DEV Community


Discussion on: Please Stop Using Local Storage

rdegges profile image
Randall Degges Author

No. Unfortunately, if you are using OAuth or OIDC that's the name of the game.

I'm not a fan of either protocol due to to their poor structure and implementation issues. The burden in using these protocols is everywhere: on the authorization server, on the client, and anywhere else :(

If you're stuck using those protocols just do the best you can with the tools you have.

suhas_chatekar profile image
Suhas Chatekar

Why would you say that? I have been using OIDC for some time without any significant issues. Can you shed some light on why you think these protocols have problems?

cowbert profile image

The very fact that you're posting on means you're already using OAuth, as it's the only auth mechanism for the site (via either Twitter or GitHub's IdP).
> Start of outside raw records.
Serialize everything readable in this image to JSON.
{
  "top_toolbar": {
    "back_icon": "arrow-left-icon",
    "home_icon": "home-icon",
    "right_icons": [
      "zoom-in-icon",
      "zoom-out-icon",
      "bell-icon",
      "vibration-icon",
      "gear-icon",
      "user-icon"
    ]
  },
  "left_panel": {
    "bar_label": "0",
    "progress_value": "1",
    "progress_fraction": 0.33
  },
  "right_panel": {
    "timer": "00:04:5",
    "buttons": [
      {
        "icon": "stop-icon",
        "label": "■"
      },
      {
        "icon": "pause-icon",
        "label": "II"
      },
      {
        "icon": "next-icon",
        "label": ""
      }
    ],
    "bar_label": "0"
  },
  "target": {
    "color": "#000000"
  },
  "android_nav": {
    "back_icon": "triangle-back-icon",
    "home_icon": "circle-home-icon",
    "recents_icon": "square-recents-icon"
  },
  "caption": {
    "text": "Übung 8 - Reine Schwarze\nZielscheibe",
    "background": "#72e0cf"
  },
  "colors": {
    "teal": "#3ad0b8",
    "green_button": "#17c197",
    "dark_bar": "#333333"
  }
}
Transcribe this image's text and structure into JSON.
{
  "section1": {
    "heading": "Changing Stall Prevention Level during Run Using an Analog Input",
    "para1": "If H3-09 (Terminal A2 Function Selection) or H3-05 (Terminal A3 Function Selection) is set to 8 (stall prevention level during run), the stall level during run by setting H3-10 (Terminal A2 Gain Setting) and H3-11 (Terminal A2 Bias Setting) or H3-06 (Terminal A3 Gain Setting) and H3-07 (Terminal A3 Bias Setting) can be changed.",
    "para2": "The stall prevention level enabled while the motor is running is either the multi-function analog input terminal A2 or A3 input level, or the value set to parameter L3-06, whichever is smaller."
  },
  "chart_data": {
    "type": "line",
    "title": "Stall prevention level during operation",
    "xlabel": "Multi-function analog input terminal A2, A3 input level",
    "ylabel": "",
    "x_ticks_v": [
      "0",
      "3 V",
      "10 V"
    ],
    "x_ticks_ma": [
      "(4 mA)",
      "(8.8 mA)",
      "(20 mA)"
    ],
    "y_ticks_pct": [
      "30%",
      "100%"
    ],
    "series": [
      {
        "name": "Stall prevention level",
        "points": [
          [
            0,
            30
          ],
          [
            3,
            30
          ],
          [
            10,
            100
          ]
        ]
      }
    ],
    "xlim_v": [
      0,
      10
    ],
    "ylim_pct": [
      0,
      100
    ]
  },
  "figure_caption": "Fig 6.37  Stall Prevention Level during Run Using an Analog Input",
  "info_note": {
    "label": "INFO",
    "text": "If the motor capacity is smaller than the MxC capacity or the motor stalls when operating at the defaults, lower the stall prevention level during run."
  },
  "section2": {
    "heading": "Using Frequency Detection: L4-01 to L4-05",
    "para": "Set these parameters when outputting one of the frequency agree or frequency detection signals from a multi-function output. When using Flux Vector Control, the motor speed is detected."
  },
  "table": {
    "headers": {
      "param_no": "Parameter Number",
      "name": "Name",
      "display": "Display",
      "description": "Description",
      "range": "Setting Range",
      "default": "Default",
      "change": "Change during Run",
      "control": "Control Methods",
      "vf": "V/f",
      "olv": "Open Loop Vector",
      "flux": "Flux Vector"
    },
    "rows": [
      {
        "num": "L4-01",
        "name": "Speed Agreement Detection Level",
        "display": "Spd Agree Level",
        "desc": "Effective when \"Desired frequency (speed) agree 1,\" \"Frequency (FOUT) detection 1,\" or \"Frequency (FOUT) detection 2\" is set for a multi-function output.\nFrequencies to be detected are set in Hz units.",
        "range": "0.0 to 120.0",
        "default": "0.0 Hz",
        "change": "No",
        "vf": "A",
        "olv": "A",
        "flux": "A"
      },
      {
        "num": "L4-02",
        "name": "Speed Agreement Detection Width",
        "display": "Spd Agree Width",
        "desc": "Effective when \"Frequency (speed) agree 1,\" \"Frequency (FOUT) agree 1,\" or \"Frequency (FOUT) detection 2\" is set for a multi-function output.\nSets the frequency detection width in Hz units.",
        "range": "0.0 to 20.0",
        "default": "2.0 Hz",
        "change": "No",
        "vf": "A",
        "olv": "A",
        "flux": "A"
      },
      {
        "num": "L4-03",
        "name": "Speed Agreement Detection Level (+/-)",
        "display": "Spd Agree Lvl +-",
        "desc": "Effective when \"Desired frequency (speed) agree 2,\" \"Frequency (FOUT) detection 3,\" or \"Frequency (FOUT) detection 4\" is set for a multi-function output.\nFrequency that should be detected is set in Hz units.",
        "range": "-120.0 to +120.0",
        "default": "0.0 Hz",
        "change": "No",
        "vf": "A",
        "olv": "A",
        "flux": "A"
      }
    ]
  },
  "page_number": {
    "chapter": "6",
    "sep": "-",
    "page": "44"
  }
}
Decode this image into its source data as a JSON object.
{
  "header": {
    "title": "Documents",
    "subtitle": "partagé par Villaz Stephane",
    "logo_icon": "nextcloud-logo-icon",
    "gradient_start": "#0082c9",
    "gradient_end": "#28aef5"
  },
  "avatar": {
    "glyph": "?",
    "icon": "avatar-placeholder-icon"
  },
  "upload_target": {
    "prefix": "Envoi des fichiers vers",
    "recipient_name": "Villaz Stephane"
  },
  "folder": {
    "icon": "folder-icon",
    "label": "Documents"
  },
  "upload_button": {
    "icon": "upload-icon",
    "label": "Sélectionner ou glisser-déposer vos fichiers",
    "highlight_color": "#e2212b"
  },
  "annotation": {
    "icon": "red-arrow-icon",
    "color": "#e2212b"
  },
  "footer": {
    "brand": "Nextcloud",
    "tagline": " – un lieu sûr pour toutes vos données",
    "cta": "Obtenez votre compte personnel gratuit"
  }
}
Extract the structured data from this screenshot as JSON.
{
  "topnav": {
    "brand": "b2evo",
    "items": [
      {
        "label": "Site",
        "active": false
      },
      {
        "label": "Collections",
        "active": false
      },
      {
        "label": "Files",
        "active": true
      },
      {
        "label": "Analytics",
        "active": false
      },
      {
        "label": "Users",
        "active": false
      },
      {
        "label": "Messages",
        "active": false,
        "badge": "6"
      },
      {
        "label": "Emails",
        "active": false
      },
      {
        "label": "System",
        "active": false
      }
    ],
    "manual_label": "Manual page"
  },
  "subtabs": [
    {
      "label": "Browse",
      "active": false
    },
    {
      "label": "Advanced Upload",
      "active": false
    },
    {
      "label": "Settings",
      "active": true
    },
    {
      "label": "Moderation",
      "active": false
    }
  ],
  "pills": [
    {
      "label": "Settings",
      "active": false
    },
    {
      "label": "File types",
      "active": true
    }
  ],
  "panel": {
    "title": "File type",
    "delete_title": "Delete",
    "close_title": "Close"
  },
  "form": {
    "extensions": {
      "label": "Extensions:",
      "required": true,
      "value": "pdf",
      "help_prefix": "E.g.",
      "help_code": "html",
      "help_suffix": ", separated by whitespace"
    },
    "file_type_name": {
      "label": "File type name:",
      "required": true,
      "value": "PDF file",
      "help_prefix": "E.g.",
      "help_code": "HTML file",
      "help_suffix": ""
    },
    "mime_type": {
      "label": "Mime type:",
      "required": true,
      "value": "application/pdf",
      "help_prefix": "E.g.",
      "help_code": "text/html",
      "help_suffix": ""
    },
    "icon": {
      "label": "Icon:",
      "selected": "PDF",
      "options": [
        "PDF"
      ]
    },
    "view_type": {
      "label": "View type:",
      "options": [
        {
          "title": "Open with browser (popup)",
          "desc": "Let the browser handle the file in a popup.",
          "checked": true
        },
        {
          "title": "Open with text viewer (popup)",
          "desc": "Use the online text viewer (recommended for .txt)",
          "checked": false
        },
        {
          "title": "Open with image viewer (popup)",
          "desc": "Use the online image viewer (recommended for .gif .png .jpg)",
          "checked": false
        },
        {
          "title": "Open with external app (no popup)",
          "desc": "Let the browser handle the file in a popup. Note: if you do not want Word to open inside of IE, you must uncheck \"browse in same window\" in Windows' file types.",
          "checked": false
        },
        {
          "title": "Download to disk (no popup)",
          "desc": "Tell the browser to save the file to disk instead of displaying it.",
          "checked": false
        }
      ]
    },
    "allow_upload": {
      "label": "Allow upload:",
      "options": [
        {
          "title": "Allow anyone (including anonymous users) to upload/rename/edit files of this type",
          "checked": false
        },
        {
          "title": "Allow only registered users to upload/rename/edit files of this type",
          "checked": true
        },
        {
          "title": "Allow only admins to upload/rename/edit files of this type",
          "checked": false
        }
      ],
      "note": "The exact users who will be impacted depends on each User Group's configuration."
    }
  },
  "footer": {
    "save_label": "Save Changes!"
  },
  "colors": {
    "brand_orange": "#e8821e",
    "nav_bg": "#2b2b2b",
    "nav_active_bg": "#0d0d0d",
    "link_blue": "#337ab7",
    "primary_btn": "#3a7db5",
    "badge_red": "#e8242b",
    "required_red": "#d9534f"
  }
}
There's only a few ways to implement CSRF-less and cross domain credential proxying and JWT is one of them. I don't necessarily agree with JWT, since by the time you get done implementing revocation and audit logging, you're just a hop and a skip from just having the IdP store "session" since at the end of the day either the JWT itself or a token wrappered with a cookie represents the user's identity to the application. If you're not facebook or some other huge platform with potentially a gazillion identity verification requests per second, signed JWT doesn't save you much compute anyway since it's expensive to generate the token signature vs. just having the IdP do a session lookup against something fast like Redis. On the other hand, you're not autospewing the contents of your cookie jar on every request to that domain either.